Le fils de ce dernier, M. Adrien de Constant, qui transcrivit en lettres latines le Journal intime écrit en caractères grecs, et qui y pratiqua les coupures nécessaires à sa publication, fait mention dans une notice sur Benjamin Constant, d’un autre journal rédigé par lui dans sa jeunesse.
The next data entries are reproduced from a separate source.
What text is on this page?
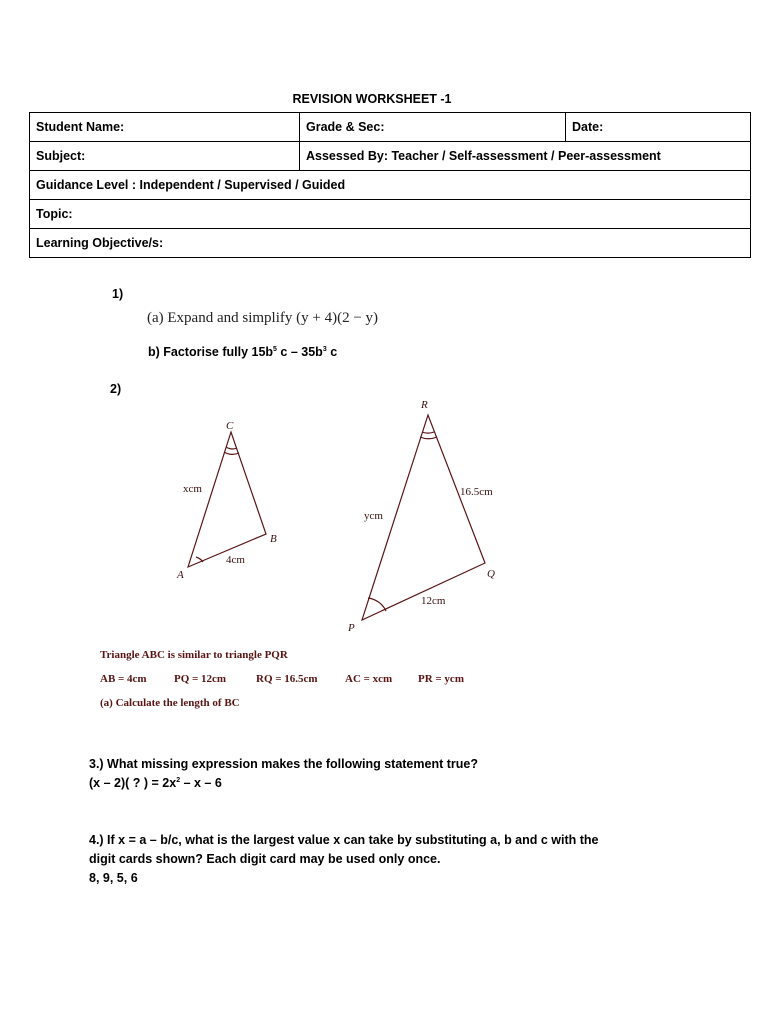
REVISION WORKSHEET -1
Student Name:	Grade & Sec:	Date:
Subject:	Assessed By: Teacher / Self-assessment / Peer-assessment	
Guidance Level : Independent / Supervised / Guided		
Topic:		
Learning Objective/s:		
1)
(a) Expand and simplify (y + 4)(2 − y)
b) Factorise fully $15b^5$ c – $35b^3$ c
2)
C
B
A
xcm
4cm
R
Q
P
ycm
16.5cm
12cm
Triangle ABC is similar to triangle PQR
AB = 4cm PQ = 12cm	RQ = 16.5cm AC = xcm PR = ycm
(a) Calculate the length of BC
3.) What missing expression makes the following statement true?
(x – 2)( ? ) = $2x^2$ – x – 6
4.) If x = a – b/c, what is the largest value x can take by substituting a, b and c with the
digit cards shown? Each digit card may be used only once.
8, 9, 5, 6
Il y serait question des débuts de son intimité avec madame de Staël, et ce diarium comblerait donc l’intervalle entre la fin du Cahier Rouge, en 1787, et le commencement du Journal intime, datant de 1804. Ce manuscrit s’il existe encore, doit se trouver entre les mains des descendants de M. Adrien de Constant.

L. C. R.

Voir pour ces détails l’Introduction du Journal intime, par D. Melegari, pp. vii, viii, ix, Paris, Ollendorff, 1895.

FIN
  1. Son amour pour madame Trévor.
  2. Monsieur Suard, secrétaire perpétuel de l’Académie, fut pendant la Révolution un partisan des idées modérées. Il passait pour un brillant causeur.
    Madame de Charrière et ses amis, par Philippe Godet, t. I, p. 341. Genève, Jullien, 1906.
  3. Charles de Constant fit plusieurs voyages en Chine dont il existe une curieuse relation illustrée par lui-même (Bibliothèque de Genève, M. C C. de Constant).
  4. Si nous avons laissé subsister ce mot de parvenue qui choquera les fervents de madame de Staël, c’est qu’il marque de façon piquante l’opinion des aristocrates de Genève sur la position de mademoiselle Necker devenue ambassadrice. À ce moment « la trop Célèbre », comme l’appelle Rosalie de Constant, n’avait point encore acquis la réputation qu’elle allait devoir à ses talents. Benjamin ne fit la connaissance de madame de Staël qu’à son retour de Brunswick en septembre 1794.
  5. Allusion à un ancien prétendant de madame de Charrière.